Dann wendet sich der Coach wieder dem Klienten zu und sagt: „was würde Tom mir jetzt sagen?“ und lässt den Klienten als Tom sprechen
…was würde x mir sagen ist die entscheidende Fragestellung, damit der Klient immer aus der Perspektive des Befragten antwortet
Was könnten die Besucher für die Klienten tun:
… einen Tipp geben
… den Klienten in einer anderen Zeit beschreiben (wo es schon mal anders war)
… den Klienten einen erlebten Erfolg wiedererleben lassen
… den Klienten seine Stärken aufzeigen, über die er verfügt
… den Klienten seiner Ressourcen und Potenziale bewusst werden
Erkundung der Antworten:
Der Klient wird ermutigt, detailliert über die möglichen Antworten nachzudenken. Dies fördert die Reflexion und kann zu neuen Einsichten und Lösungsansätzen führen.
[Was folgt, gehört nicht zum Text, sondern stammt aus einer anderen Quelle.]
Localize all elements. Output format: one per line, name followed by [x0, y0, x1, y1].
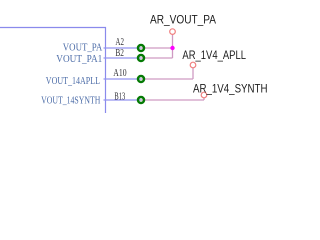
port circle AR_1V4_SYNTH	[201, 92, 207, 98]
pin A10	[104, 78, 142, 80]
wire vertical to AR_VOUT_PA port	[172, 35, 174, 58]
no-connect marker pin B13	[138, 97, 144, 103]
wire from pin B2	[141, 57, 173, 59]
svg-text:A10: A10	[113, 68, 126, 79]
no-connect marker pin A2	[138, 45, 144, 51]
wire from pin B13	[141, 99, 204, 101]
svg-text:VOUT_14APLL: VOUT_14APLL	[46, 76, 100, 87]
svg-text:VOUT_14SYNTH: VOUT_14SYNTH	[41, 96, 101, 107]
pin B13	[104, 99, 142, 101]
svg-text:AR_VOUT_PA: AR_VOUT_PA	[150, 13, 216, 27]
wire from pin A10	[141, 78, 193, 80]
pin A2	[104, 47, 142, 49]
no-connect marker pin B2	[138, 55, 144, 61]
svg-text:A2: A2	[115, 37, 124, 48]
svg-text:B2: B2	[115, 48, 124, 59]
port circle AR_1V4_APLL	[190, 62, 196, 68]
svg-text:VOUT_PA: VOUT_PA	[63, 43, 103, 54]
IC body outline U?	[0, 28, 106, 114]
wire vertical to AR_1V4_APLL port	[192, 68, 194, 79]
svg-text:AR_1V4_SYNTH: AR_1V4_SYNTH	[193, 82, 268, 96]
port circle AR_VOUT_PA	[170, 29, 176, 35]
no-connect marker pin A10	[138, 76, 144, 82]
wire net AR_VOUT_PA horizontal from pin A2	[141, 47, 173, 49]
wire vertical to AR_1V4_SYNTH port	[203, 98, 205, 100]
svg-text:AR_1V4_APLL: AR_1V4_APLL	[182, 48, 246, 62]
svg-text:VOUT_PA1: VOUT_PA1	[56, 54, 102, 65]
svg-text:B13: B13	[114, 91, 125, 102]
junction at A2/B2 net	[170, 46, 174, 50]
pin B2	[104, 57, 142, 59]
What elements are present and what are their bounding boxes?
Reflexion und Integration:
Die gewonnenen Erkenntnisse werden reflektiert und in den weiteren Coaching-Prozess integriert. Der Coach unterstützt den Klienten dabei, diese neuen Perspektiven in konkrete Handlungen und Veränderungen umzusetzen.
Herausforderung in der Methode
Obwohl zirkuläre Fragen ein wirkungsvolles Instrument im systemischen Coaching sind, gibt es auch einige Herausforderungen:
Komplexität der Fragen:
Zirkuläre Fragen können komplex sein und Klienten, die nicht vertraut mit systemischem Denken sind, möglicherweise überfordern. Der Coach muss sicherstellen, dass die Fragen klar und verständlich formuliert sind.
Emotionaler Widerstand:
Das Einnehmen neuer Perspektiven kann emotionale Widerstände hervorrufen. Klienten könnten sich unwohl fühlen, wenn sie gebeten werden, sich in die Lage anderer zu versetzen. Der Coach muss sensibel vorgehen und einen sicheren Raum schaffen, in dem der Klient sich öffnen kann.
Zeitintensiv:
Die Exploration und Reflexion der Antworten auf zirkuläre Fragen können zeitintensiv sein. Der Coach muss den Prozess gut strukturieren und sicherstellen, dass genügend Zeit für eine tiefgehende Reflexion und Integration bleibt.
Unvorhersehbare Reaktionen:
Die Antworten auf zirkuläre Fragen können unerwartete und unvorhersehbare Reaktionen hervorrufen. Der Coach muss flexibel und anpassungsfähig sein, um auf diese Reaktionen angemessen zu reagieren und den Coaching-Prozess entsprechend anzupassen.
Notwendige Materialien
Für die Anwendung zirkulärer Fragen im systemischen Coaching sind keine speziellen physischen Materialien erforderlich. Jedoch können folgende Hilfsmittel den Prozess unterstützen:
- Notizbuch und Stift: Zur Dokumentation von Fragen, Antworten und Reflexionen.
- Whiteboard oder Flipchart: Um Gedanken visuell darzustellen und zu strukturieren.
- Aufzeichnungsmaterial: Optional kann eine Audio- oder Videoaufzeichnung des Coachings hilfreich sein, um die Reflexion zu vertiefen und den Prozess nachzuvollziehen.
Zeitaufwand
Wie bei allen systemischen Fragestellungen ist entscheidend, dass die Inszenierung, wie Durchführung mit der gebotenen Achtsamkeit und entsprechendem Zeitrahmen versehen ist. Es gibt keine grundsätzliche Empfehlung, wie lange die Methode dauern sollte.